La Bohémienne Endormie, 1897
Yanında su testisi ve mandolini duran göçebe bir çingene yorgunluktan bitap halde uykuya dalmış. Bir aslan etrafında onu kokluyor ancak yemeye kalkışmıyor. Eserde kullanılan düz renk, basite indirgenmiş geometrik formlar, rüya gibi bir atmosfer ve egzotik çingeneyle modern yaşamdan uzak bir görsel yaratılmış. Teatral bir kurguyu içeren eserde durağanlık en temel durumlardan biri. Uykunun huzuru eserin genel kurgusunda hissedilir. Gerçekdışı bir imgeleme üzerine kurulan kompozisyon oldukça kafa karıştırıcı. Aslan bir rüya ürünü mü, yoksa gerçek mi? Kadın figürü gerçekten çölde mi, yoksa rüyasında mı çölde soruları bir muamma olarak kalır. Sanatçının eseri, bilinçdışına açılmış, beklenmedik anlamlar ve gizli içsel benliğini içeren yaratıcı bir araç haline gelmiştir.
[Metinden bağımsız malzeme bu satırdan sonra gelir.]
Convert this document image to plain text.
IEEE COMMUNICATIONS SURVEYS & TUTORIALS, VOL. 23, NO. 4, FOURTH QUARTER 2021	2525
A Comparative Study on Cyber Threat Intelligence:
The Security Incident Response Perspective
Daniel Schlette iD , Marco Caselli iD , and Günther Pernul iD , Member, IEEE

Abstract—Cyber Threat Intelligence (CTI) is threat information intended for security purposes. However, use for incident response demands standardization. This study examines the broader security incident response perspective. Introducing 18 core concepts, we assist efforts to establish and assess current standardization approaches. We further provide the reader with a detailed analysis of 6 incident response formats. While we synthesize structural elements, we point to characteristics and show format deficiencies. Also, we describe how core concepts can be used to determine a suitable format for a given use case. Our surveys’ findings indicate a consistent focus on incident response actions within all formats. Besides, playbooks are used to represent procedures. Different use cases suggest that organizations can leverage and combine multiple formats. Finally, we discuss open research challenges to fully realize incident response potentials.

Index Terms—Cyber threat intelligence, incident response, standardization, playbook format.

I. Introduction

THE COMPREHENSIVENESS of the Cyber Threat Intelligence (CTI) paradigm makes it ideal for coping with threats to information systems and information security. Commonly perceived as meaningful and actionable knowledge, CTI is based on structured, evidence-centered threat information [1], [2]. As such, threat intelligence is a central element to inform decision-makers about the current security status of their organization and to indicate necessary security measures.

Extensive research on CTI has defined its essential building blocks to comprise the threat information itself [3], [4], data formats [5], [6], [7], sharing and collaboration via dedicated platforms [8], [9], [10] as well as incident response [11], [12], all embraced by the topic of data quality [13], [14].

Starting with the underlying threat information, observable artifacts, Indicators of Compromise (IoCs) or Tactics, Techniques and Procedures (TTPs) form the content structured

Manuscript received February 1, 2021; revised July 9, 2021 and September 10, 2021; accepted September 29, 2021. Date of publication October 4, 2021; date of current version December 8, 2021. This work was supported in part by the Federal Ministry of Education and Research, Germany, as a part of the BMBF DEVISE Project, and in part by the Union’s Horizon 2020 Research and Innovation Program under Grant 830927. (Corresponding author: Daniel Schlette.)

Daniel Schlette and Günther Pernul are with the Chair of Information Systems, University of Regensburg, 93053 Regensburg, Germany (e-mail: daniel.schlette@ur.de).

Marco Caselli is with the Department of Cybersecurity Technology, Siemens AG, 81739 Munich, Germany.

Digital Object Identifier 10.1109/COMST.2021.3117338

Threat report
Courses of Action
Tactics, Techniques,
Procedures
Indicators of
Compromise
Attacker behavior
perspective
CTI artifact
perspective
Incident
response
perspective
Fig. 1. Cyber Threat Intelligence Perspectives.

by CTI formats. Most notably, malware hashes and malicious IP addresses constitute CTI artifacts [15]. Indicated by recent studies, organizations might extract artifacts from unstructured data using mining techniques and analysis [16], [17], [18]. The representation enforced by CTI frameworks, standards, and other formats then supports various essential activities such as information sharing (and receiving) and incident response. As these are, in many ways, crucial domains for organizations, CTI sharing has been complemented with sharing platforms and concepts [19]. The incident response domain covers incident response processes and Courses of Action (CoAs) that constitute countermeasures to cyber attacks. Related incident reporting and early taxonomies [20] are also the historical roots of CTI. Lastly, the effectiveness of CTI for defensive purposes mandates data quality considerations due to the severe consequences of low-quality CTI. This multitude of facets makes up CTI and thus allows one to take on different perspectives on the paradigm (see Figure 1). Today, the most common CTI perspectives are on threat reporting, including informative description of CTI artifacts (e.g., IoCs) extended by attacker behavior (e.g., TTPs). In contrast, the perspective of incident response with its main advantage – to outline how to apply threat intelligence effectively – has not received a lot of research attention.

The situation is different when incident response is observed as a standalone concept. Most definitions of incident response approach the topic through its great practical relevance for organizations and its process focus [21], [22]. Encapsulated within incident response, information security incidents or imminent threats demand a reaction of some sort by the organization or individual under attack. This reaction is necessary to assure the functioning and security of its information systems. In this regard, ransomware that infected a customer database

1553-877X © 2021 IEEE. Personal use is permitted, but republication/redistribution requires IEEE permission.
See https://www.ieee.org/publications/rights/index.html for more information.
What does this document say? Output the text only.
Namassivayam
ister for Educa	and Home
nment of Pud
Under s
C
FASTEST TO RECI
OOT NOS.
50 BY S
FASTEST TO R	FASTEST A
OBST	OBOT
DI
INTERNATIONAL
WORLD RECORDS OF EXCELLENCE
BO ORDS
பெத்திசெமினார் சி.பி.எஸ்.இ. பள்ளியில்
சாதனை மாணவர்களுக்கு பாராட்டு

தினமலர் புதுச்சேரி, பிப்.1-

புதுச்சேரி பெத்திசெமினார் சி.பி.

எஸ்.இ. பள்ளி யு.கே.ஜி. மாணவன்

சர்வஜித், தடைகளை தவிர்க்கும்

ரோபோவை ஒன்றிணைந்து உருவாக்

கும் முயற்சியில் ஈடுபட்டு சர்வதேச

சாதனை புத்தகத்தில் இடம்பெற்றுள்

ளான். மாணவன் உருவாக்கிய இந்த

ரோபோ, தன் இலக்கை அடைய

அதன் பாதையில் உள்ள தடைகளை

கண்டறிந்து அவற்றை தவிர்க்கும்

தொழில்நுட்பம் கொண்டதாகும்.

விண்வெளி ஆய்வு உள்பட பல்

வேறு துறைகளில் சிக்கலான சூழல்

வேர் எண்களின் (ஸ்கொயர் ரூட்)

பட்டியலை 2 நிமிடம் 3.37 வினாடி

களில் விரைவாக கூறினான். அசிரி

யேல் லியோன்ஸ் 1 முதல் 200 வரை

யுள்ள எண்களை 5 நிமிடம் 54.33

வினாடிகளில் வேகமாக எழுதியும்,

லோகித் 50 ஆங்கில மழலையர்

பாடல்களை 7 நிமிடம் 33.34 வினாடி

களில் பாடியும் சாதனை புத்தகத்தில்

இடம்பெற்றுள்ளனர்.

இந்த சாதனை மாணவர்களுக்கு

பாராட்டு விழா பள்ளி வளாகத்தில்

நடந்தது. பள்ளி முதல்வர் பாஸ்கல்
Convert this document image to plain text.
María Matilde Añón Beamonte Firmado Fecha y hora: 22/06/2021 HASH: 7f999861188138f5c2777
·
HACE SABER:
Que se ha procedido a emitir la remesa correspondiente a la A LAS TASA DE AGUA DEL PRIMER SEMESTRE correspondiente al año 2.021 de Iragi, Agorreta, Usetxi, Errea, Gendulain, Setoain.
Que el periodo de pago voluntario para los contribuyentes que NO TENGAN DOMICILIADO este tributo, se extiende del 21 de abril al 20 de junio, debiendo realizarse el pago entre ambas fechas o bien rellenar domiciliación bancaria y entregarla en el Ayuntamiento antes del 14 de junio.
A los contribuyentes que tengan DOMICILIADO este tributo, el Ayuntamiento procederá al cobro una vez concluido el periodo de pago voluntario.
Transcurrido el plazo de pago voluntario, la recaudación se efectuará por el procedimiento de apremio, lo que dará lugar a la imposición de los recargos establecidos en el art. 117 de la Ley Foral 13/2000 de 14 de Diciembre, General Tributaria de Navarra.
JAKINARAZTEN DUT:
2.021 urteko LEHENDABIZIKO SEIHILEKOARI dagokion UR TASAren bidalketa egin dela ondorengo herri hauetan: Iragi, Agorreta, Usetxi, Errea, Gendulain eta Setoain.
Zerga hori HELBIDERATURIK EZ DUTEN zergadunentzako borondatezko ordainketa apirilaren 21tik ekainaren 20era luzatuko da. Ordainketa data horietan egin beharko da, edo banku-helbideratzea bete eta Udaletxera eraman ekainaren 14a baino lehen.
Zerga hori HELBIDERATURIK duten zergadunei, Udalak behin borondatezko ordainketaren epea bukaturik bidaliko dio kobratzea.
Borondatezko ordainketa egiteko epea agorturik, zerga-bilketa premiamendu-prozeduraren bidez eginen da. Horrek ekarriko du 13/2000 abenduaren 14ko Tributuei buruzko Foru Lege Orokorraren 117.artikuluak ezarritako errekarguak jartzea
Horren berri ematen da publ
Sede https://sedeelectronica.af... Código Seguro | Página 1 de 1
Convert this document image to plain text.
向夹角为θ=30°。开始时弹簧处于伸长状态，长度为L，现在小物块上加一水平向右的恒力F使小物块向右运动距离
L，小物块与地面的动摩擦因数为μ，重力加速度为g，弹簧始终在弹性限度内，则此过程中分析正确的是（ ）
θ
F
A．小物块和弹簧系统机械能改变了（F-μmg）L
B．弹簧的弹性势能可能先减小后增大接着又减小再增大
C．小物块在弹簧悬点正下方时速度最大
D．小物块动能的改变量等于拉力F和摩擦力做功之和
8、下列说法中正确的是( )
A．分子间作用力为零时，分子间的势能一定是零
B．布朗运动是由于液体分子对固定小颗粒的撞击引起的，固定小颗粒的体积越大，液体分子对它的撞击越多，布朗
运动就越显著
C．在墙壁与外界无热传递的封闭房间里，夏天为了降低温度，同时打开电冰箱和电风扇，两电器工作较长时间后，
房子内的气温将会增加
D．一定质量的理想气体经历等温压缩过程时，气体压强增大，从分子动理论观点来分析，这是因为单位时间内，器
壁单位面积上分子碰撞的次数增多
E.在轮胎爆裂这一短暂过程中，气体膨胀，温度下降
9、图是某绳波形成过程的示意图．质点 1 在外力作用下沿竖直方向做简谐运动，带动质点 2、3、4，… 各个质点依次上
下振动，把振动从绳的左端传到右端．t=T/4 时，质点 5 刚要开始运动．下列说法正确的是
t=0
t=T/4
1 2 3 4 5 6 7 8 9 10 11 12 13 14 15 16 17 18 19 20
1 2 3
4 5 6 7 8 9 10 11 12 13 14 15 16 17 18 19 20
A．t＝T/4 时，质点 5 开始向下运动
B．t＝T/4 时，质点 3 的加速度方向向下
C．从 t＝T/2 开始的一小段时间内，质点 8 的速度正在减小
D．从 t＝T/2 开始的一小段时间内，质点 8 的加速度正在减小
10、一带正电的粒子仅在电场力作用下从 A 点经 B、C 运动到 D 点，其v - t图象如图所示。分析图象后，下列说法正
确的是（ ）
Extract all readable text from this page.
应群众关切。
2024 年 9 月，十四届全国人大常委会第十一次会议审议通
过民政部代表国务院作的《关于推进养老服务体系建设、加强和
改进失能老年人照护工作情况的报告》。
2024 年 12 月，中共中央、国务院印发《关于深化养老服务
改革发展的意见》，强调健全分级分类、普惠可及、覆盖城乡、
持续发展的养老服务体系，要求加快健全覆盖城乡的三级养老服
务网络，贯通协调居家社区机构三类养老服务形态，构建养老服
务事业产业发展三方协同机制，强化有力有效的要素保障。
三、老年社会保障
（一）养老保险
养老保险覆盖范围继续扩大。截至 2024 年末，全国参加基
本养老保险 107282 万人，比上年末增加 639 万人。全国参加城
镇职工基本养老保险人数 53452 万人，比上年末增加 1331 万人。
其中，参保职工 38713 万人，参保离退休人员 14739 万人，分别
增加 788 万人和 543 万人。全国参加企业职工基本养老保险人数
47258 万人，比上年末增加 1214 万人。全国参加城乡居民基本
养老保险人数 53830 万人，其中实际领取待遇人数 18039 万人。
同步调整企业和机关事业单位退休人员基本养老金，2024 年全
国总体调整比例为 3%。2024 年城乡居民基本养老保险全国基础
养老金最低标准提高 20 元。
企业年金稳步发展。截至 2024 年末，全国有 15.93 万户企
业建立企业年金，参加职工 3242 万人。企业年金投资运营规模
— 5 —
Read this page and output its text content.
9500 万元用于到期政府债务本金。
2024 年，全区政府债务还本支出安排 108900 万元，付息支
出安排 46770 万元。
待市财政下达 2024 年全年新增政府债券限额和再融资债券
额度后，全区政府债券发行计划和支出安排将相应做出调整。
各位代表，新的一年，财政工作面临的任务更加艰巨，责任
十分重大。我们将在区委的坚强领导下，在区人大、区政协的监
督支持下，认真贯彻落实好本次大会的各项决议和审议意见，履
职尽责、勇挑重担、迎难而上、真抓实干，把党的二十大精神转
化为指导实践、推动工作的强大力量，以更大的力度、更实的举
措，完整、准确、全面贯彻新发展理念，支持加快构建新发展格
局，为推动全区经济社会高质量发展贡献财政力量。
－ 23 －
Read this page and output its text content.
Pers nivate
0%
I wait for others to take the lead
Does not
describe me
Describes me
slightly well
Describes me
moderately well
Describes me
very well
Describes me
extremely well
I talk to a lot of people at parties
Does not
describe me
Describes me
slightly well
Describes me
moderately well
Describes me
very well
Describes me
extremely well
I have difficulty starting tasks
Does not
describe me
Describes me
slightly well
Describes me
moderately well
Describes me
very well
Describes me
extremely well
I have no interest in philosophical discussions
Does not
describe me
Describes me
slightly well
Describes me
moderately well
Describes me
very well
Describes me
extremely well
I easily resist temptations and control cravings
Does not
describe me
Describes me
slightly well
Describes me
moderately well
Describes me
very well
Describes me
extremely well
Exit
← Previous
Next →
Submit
Bireysel psikoloji ekolünün kurucusu olan Alfred Adler’e göre rüyalar, rüya görenin düşünce süreçlerinin kendilerini ifade ediş tarzını ve davranış kalıplarını da gösterir. Rüya görenin dünya ile ilişkilerini belirleyen toplumsal duygu ve güç arayışına rüyaların içeriğine çok belirgin olarak rastlanır. Sanatçının resmi, bu açıklamayla daha netleşir. Çünkü Rousseau yaşarken kabul görmez; toplum tarafından kabul görme isteği ve güç arayışı bu resmiyle ilişkilenebilir. Eserde yer alan aslan motifi, genel sembol değeri açısından güçle sembolize ettiği için sanatçının iç dünyasını yansıtıyor olabilir.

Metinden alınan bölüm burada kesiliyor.